I purchased my baby columbian a few days ago. It’s very calm and mellow most of the time except when the dogs enter the room it gets nervous. I asked the shop the age and they didn’t know. I assume it’s super young. It likes the bask and climbs up on its log and stands in the corner of the tank and looks at me when it wants to come out. I stick my hand in there and it walks in and slowly climbs up my arm. It investigates my room while I’m sitting on the bed. It actually began climbing up my curtains then jumping back onto my bed before falling asleep on my lap. It seems very calm so far and loves pets on the head and under its neck. I gave it it’s first bath today and it didn’t poop but found poop in it’s water dish later that night.
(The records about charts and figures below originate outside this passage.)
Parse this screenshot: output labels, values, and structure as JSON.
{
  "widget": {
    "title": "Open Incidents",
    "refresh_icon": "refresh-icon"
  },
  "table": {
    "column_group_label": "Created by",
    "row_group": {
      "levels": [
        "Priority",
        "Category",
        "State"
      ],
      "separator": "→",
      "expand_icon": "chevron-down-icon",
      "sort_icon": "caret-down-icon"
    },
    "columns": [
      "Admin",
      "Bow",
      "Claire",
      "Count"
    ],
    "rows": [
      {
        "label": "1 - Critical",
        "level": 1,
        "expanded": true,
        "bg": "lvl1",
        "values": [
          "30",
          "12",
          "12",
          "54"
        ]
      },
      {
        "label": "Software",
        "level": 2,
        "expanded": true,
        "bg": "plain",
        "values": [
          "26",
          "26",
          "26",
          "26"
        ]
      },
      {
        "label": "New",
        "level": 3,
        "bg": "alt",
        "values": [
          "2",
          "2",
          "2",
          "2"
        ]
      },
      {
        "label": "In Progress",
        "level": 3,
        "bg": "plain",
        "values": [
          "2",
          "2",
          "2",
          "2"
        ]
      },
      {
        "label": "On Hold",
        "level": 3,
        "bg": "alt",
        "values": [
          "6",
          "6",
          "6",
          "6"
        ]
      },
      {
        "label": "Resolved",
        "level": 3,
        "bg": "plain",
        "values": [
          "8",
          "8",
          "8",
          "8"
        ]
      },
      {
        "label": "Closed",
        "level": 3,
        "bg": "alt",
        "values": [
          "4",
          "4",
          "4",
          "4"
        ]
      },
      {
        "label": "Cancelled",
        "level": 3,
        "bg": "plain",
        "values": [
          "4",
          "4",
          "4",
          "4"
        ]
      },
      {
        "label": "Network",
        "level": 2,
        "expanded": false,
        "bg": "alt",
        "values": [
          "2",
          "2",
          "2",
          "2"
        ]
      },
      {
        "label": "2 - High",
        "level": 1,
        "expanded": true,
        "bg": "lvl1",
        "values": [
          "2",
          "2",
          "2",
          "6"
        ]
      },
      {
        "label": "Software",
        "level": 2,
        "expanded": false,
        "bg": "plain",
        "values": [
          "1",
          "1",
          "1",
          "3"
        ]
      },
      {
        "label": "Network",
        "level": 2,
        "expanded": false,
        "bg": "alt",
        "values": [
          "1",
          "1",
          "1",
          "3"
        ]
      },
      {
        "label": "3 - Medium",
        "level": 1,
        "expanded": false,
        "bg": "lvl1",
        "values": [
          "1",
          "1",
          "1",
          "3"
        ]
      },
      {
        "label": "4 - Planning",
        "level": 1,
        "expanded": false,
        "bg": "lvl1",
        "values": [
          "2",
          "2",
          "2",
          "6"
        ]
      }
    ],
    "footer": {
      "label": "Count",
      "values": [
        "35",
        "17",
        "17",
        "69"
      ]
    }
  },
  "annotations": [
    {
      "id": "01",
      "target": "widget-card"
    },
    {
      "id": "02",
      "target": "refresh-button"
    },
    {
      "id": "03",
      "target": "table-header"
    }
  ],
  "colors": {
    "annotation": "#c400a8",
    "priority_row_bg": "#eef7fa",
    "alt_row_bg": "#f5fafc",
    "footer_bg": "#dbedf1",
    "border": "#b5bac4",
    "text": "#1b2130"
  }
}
Is this calm behavior normal for such a young tegu? It seems very calm and trusting compared to other young tegus on this thread.


----------



## Godzilla Earth (May 4, 2020)

well, most baby gus are a little on the nervouse side so I think it's just a good thing he's already warming up to you. nothing bad, I'd say it's a good thing


----------



## AlphaAlpha (May 6, 2020)

All sounds great and pretty normal....... It's not always plain sailing though and I'm sure you'll have boundaries pushed especially in the first year.


----------



## Godzilla Earth (May 6, 2020)

but, i'd say your making good progress


----------



## Debita (May 6, 2020)

Sounds like good progress to me too. I do know what Alpha's talking about though....your youngster is chillin' for now, but most get a little cocky, and independent at about 1-2 yrs. Remember that you're boss. Doesn't mean you can't be permissive, it means you don't reward bad behavior - just like with kids, or dogs, etc. Walter1 taught me to yell "no!" when they try the death roll, and it actually does stop them when I yell. It's also smart not to put them down when they pull their stunts (because that's what they want) , but try to calm them down...without getting yourself too scratched up....then put them down.
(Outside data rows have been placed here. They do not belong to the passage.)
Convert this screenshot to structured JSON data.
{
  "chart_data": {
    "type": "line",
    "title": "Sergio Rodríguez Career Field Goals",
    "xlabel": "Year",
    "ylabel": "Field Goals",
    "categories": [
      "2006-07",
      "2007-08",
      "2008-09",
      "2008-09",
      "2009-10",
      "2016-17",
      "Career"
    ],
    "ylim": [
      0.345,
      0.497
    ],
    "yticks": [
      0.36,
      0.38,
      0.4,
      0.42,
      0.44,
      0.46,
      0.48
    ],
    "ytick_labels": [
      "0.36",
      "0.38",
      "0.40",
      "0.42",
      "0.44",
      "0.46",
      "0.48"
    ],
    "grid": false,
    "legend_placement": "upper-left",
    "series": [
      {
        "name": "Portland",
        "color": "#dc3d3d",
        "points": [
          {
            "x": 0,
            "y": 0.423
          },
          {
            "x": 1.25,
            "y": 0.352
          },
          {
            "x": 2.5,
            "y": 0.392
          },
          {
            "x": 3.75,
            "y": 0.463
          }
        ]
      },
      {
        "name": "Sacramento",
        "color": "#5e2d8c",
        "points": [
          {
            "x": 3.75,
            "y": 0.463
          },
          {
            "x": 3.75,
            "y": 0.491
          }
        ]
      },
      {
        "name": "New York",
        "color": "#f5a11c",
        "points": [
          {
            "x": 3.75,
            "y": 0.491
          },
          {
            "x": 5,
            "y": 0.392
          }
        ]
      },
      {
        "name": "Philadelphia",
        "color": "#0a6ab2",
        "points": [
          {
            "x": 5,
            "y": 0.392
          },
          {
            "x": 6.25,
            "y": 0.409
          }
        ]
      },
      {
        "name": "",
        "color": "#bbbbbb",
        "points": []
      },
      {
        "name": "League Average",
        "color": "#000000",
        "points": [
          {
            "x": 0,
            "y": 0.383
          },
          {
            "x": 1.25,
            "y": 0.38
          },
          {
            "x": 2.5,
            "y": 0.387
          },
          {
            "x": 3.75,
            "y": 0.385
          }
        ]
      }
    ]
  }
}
My tegus were scared of my 3 dogs in the beginning, and I haven't let them cruise together, but there's no nervousness now and they're 1yr and 3 yrs old. So far I keep them seperated, but they are all aware of each other.
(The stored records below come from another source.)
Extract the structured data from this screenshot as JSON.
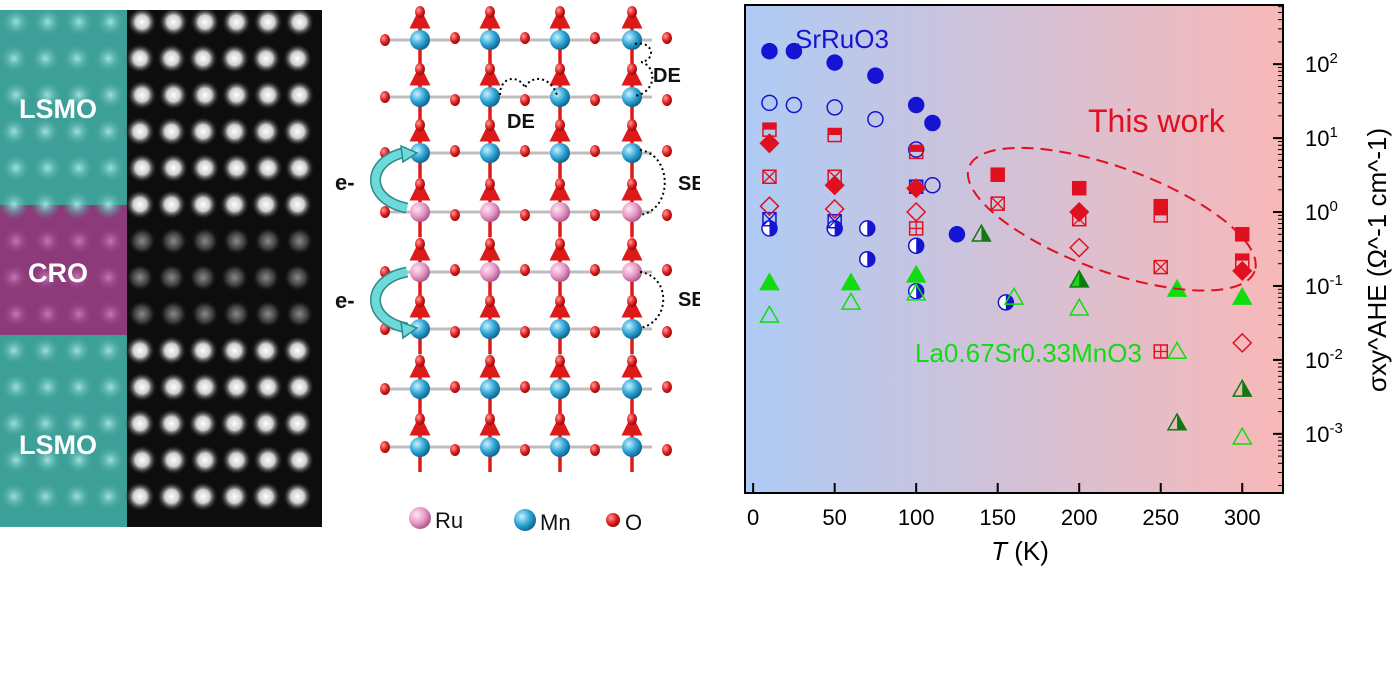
{
  "figure": {
    "stem": {
      "label_top": "LSMO",
      "label_middle": "CRO",
      "label_bottom": "LSMO",
      "colors": {
        "lsmo": "#3c9f98",
        "cro": "#8c3a7a",
        "stem_bg": "#0d0d0d"
      }
    },
    "lattice": {
      "labels": {
        "de_top_right": "DE",
        "de_middle": "DE",
        "se_upper": "SE",
        "se_lower": "SE",
        "electron_upper": "e-",
        "electron_lower": "e-"
      },
      "legend": {
        "ru": "Ru",
        "mn": "Mn",
        "o": "O"
      },
      "colors": {
        "ru": "#e79ac7",
        "mn": "#2fa6d6",
        "o": "#dd1a1a",
        "arrow": "#5fcfcf",
        "bond": "#bdbdbd"
      }
    }
  },
  "chart_data": {
    "type": "scatter",
    "title": "",
    "xlabel": "T (K)",
    "ylabel": "σxy^AHE (Ω^-1 cm^-1)",
    "xlim": [
      -5,
      325
    ],
    "ylim_log10": [
      -3.8,
      2.8
    ],
    "x_ticks": [
      0,
      50,
      100,
      150,
      200,
      250,
      300
    ],
    "y_ticks": [
      "10^2",
      "10^1",
      "10^0",
      "10^-1",
      "10^-2",
      "10^-3"
    ],
    "annotations": {
      "srruo3": "SrRuO3",
      "this_work": "This work",
      "lsmo": "La0.67Sr0.33MnO3"
    },
    "colors": {
      "blue": "#1414d2",
      "red": "#e01020",
      "green": "#10dc10",
      "dark_green": "#107a10",
      "bg_left": "#aecbf5",
      "bg_right": "#f8b8b8"
    },
    "series": [
      {
        "name": "SrRuO3 filled circle",
        "marker": "circle",
        "fill": "full",
        "color": "blue",
        "points": [
          [
            10,
            150
          ],
          [
            25,
            150
          ],
          [
            50,
            105
          ],
          [
            75,
            70
          ],
          [
            100,
            28
          ],
          [
            110,
            16
          ],
          [
            125,
            0.5
          ]
        ]
      },
      {
        "name": "SrRuO3 open circle",
        "marker": "circle",
        "fill": "none",
        "color": "blue",
        "points": [
          [
            10,
            30
          ],
          [
            25,
            28
          ],
          [
            50,
            26
          ],
          [
            75,
            18
          ],
          [
            100,
            7
          ],
          [
            110,
            2.3
          ]
        ]
      },
      {
        "name": "SrRuO3 half-filled circle",
        "marker": "circle",
        "fill": "half",
        "color": "blue",
        "points": [
          [
            10,
            0.6
          ],
          [
            50,
            0.6
          ],
          [
            70,
            0.6
          ],
          [
            70,
            0.23
          ],
          [
            100,
            0.35
          ],
          [
            100,
            0.085
          ],
          [
            155,
            0.06
          ]
        ]
      },
      {
        "name": "Blue small crossed square",
        "marker": "square",
        "fill": "cross",
        "color": "blue",
        "points": [
          [
            10,
            0.8
          ],
          [
            50,
            0.75
          ],
          [
            100,
            2.2
          ]
        ]
      },
      {
        "name": "This work filled square",
        "marker": "square",
        "fill": "full",
        "color": "red",
        "points": [
          [
            150,
            3.2
          ],
          [
            200,
            2.1
          ],
          [
            250,
            1.2
          ],
          [
            300,
            0.5
          ]
        ]
      },
      {
        "name": "This work half square",
        "marker": "square",
        "fill": "half",
        "color": "red",
        "points": [
          [
            10,
            13
          ],
          [
            50,
            11
          ],
          [
            100,
            6.5
          ],
          [
            250,
            0.9
          ],
          [
            300,
            0.22
          ]
        ]
      },
      {
        "name": "This work filled diamond",
        "marker": "diamond",
        "fill": "full",
        "color": "red",
        "points": [
          [
            10,
            8.5
          ],
          [
            50,
            2.3
          ],
          [
            100,
            2.1
          ],
          [
            200,
            1.0
          ],
          [
            300,
            0.16
          ]
        ]
      },
      {
        "name": "This work open diamond",
        "marker": "diamond",
        "fill": "none",
        "color": "red",
        "points": [
          [
            10,
            1.2
          ],
          [
            50,
            1.1
          ],
          [
            100,
            1.0
          ],
          [
            200,
            0.33
          ],
          [
            300,
            0.017
          ]
        ]
      },
      {
        "name": "This work crossed square",
        "marker": "square",
        "fill": "cross",
        "color": "red",
        "points": [
          [
            10,
            3.0
          ],
          [
            50,
            3.0
          ],
          [
            150,
            1.3
          ],
          [
            200,
            0.8
          ],
          [
            250,
            0.18
          ]
        ]
      },
      {
        "name": "This work plus square",
        "marker": "square",
        "fill": "plus",
        "color": "red",
        "points": [
          [
            100,
            0.6
          ],
          [
            250,
            0.013
          ]
        ]
      },
      {
        "name": "LSMO filled triangle",
        "marker": "triangle",
        "fill": "full",
        "color": "green",
        "points": [
          [
            10,
            0.11
          ],
          [
            60,
            0.11
          ],
          [
            100,
            0.14
          ],
          [
            200,
            0.12
          ],
          [
            260,
            0.09
          ],
          [
            300,
            0.07
          ]
        ]
      },
      {
        "name": "LSMO open triangle",
        "marker": "triangle",
        "fill": "none",
        "color": "green",
        "points": [
          [
            10,
            0.04
          ],
          [
            60,
            0.06
          ],
          [
            100,
            0.08
          ],
          [
            160,
            0.07
          ],
          [
            200,
            0.05
          ],
          [
            260,
            0.013
          ],
          [
            300,
            0.0009
          ]
        ]
      },
      {
        "name": "LSMO half triangle",
        "marker": "triangle",
        "fill": "half",
        "color": "dark_green",
        "points": [
          [
            140,
            0.5
          ],
          [
            200,
            0.12
          ],
          [
            260,
            0.0014
          ],
          [
            300,
            0.004
          ]
        ]
      }
    ],
    "ellipse_around_data": {
      "center_data": [
        220,
        0.8
      ],
      "note": "dashed ellipse highlighting this work"
    }
  }
}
Like Godzilla said, they are more nervous when they're young. But there's some differences between captive bred, and wild caught, and then even more differences with the varying types of Tegus. Alpha has a Colombian. I have wild caught Black/White Argentines.


----------



## Godzilla Earth (May 6, 2020)

a good way to keep claws dull is too put a bunch rocks around their basking spot so every time they go their the dim their claws


----------